You don’t have to launch rockets to appreciate a smart food choice. Elon Musk’s favorite meals are surprisingly practical, slightly weird, and somehow make total sense. The guy might sleep in a factory, but he sure knows what keeps him fueled. If you’ve ever wondered what a billionaire genius munches on when he’s not tweeting or building Mars plans, you’re about to find out. Spoiler: it’s not all kale and caviar.
Chocolate

He’s picky with his chocolate, which tracks. Ghirardelli and high-percentage dark bars win out because they don’t mess around with fillers or gimmicks. He once toyed with the idea of launching a candy brand, then dropped it—because the existing stuff already nailed it. That checks out for someone who won’t waste time reinventing what already works.
Sushi

Tuna sashimi is fast, lean, and low-hassle—perfect for someone who probably eats lunch during a product launch. Sushi doesn’t need reheating, utensils, or explanation. It’s streamlined, much like his approach to everything else. It’s also one of the rare meals that fits into a back-to-back meeting schedule.
Red Wine

He doesn’t drink often, but when he does, the glass has to look good and the wine has to mean something. Musk leans toward red—likely because it’s complex without being flashy. It’s not about the buzz, it’s about the aesthetic. You won’t catch him sipping out of plastic.
Steak

Dry-aged beef with ssamjang? That’s a power breakfast, not just protein.
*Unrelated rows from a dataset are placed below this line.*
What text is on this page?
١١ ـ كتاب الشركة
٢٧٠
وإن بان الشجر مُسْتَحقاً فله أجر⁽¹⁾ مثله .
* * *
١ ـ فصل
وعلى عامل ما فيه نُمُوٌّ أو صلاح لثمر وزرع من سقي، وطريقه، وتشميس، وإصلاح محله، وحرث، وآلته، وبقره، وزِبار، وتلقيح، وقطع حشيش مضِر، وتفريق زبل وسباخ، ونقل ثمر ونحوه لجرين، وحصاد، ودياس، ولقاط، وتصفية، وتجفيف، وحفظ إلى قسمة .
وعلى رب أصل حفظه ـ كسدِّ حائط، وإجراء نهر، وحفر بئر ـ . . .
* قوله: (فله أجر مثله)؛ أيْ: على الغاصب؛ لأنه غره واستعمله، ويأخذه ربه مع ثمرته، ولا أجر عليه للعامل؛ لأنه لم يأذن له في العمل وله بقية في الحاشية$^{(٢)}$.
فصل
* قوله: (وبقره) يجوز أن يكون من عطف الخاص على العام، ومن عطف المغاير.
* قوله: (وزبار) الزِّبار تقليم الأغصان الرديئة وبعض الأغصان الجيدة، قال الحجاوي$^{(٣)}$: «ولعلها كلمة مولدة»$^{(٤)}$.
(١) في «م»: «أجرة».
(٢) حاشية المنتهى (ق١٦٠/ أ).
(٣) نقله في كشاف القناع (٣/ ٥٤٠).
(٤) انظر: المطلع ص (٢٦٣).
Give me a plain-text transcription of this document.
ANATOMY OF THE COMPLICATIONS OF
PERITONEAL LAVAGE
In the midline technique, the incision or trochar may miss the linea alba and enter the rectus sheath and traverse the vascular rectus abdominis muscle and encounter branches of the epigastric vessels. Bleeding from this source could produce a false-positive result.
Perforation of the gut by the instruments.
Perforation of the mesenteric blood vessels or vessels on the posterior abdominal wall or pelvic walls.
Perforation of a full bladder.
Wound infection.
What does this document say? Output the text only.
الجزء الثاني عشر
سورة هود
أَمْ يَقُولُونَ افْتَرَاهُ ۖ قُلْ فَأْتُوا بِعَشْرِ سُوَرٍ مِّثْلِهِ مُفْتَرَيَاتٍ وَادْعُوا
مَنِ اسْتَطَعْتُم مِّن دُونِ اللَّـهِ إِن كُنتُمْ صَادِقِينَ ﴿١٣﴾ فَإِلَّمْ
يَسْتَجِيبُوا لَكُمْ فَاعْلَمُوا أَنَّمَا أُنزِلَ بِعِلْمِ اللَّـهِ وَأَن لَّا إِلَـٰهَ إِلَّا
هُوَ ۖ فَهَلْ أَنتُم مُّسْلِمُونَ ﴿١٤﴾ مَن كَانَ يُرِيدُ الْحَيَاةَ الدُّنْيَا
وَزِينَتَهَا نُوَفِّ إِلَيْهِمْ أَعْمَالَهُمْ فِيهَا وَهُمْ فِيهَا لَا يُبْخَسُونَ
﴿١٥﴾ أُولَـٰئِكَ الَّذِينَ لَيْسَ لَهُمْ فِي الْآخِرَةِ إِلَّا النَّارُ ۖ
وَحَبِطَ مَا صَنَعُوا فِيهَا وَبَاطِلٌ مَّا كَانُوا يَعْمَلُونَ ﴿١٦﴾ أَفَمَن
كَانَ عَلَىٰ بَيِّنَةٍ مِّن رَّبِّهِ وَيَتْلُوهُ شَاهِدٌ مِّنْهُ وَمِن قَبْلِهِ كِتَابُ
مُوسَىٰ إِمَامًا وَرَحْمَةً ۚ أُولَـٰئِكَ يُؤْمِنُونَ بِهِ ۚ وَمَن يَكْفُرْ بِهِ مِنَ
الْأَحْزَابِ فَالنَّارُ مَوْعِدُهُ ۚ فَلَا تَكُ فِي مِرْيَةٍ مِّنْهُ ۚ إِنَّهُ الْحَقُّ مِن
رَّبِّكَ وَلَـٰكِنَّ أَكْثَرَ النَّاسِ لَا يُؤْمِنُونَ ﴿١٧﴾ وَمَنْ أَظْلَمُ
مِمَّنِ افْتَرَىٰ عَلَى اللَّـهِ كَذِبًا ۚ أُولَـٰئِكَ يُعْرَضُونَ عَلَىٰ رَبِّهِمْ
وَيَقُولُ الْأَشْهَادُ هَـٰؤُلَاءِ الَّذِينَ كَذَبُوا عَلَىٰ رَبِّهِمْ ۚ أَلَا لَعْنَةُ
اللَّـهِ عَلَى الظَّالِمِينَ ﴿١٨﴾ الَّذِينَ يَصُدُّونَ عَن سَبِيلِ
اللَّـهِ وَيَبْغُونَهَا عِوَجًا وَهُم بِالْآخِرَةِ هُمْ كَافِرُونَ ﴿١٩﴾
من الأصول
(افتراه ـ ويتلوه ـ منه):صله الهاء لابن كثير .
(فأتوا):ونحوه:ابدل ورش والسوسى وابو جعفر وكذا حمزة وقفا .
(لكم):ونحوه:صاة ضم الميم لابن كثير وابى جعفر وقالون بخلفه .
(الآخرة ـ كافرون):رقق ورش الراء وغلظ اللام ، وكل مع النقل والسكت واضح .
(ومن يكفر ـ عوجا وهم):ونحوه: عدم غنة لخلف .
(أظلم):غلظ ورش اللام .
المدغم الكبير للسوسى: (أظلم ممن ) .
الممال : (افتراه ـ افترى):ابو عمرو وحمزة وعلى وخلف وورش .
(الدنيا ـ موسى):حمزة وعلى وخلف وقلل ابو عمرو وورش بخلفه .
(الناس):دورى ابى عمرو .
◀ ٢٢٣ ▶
He’s into bold flavor without the extra ceremony. No small talk, just a solid cut and a sharp kick of fermented heat. This kind of meal doesn’t wait for dinner.
Donut

Musk eats a donut every morning, fully aware of the sugar talk—and fully ignoring it. He goes with what gets the job done, and apparently, that’s fried dough and icing. It’s not about balance; it’s about momentum. No one’s running rockets on oatmeal.
BBQ & French

BBQ hits that primal, fire-and-meat vibe, while French meals speak to exactness and form. Döner kebabs split the difference—quick, bold, and stuffed with flavor. It’s the kind of food that makes sense at midnight or midday. High-efficiency comfort food.
Pizza (Pineapple)

Used to hate pineapple on pizza. Now he’s into it. That flip makes sense for someone who rethinks things constantly. It’s fast food with a side of changed opinion—and that’s probably the most Musk thing about it.
Diet Coke

There’s no pretending—he’s loyal. The man drinks enough Diet Coke to power a startup. He’s even said quitting isn’t on the table. The brand might as well cut him a check.
Coffee

Coffee, but make it boiling. Musk drinks it scalding so he won’t down it too fast—because pacing matters when your brain’s running 24/7. It’s a tool, not a ritual. Once the cup cools, he’s already back to Diet Coke anyway.